Volvamos a la mamá, cuyo nombre se deriva, recordémoslo, del acto de amamantar. Una gran amiga solía decirme que el nuestro es un país mamista, cultura donde la progenitora se dota de carácter omnipresente, desagregándose por doquier en una serie de versiones y relevos. He allí las madres imaginarias que, sin solución de continuidad, emergen en las pantallas, siempre jóvenes, gráciles y nubecinas, realizándose entre detergentes que son todo magia y blancura; madres reales que se las ven solas ante una prole frecuentemente numerosa, mientras que el cónyuge brilla por su ausencia o deviene dedo acusador y abusador; madres del Día de la Madre, homenajeadas y reivindicadas a más no poder y a más no gastar, constituyéndose en el mejor pretexto para la desculpabilización familiar. 

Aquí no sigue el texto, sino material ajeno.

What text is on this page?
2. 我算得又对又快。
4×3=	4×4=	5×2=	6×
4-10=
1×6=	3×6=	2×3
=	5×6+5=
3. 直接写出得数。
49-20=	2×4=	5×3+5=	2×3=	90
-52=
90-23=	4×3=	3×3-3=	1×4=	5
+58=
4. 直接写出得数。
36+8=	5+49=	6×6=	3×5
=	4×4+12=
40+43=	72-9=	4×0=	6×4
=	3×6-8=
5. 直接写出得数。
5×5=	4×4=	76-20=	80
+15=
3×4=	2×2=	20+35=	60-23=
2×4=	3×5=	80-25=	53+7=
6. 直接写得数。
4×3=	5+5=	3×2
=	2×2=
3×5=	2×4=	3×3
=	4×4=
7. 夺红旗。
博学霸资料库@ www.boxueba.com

Por encima o por debajo de ellas, eventualmente coincidiendo con algunos de los estereotipos destacados, están las madres-nuestras-de-cada-día, preocupadas o nerviosísimas, sobreprotectoras o distantes, madres-catapulta o madres-freno, que siempre quieren querer y se impacientan o lo soportan todo en el proceso. Defectos y excesos al margen, las madres suelen hacer mucho más de lo que los hijos devuelven o de lo que estos últimos afirman haber solicitado. Por eso y muchas cosas más –al igual que en la canción navideña– vale la pena recordar, contra todo pronóstico, que cuando un gran amigo nos saluda requintándonos la madre o llamándonos la atención de ese modo, también homenajea nuestro lugar de origen y al sitial que nos cobijara.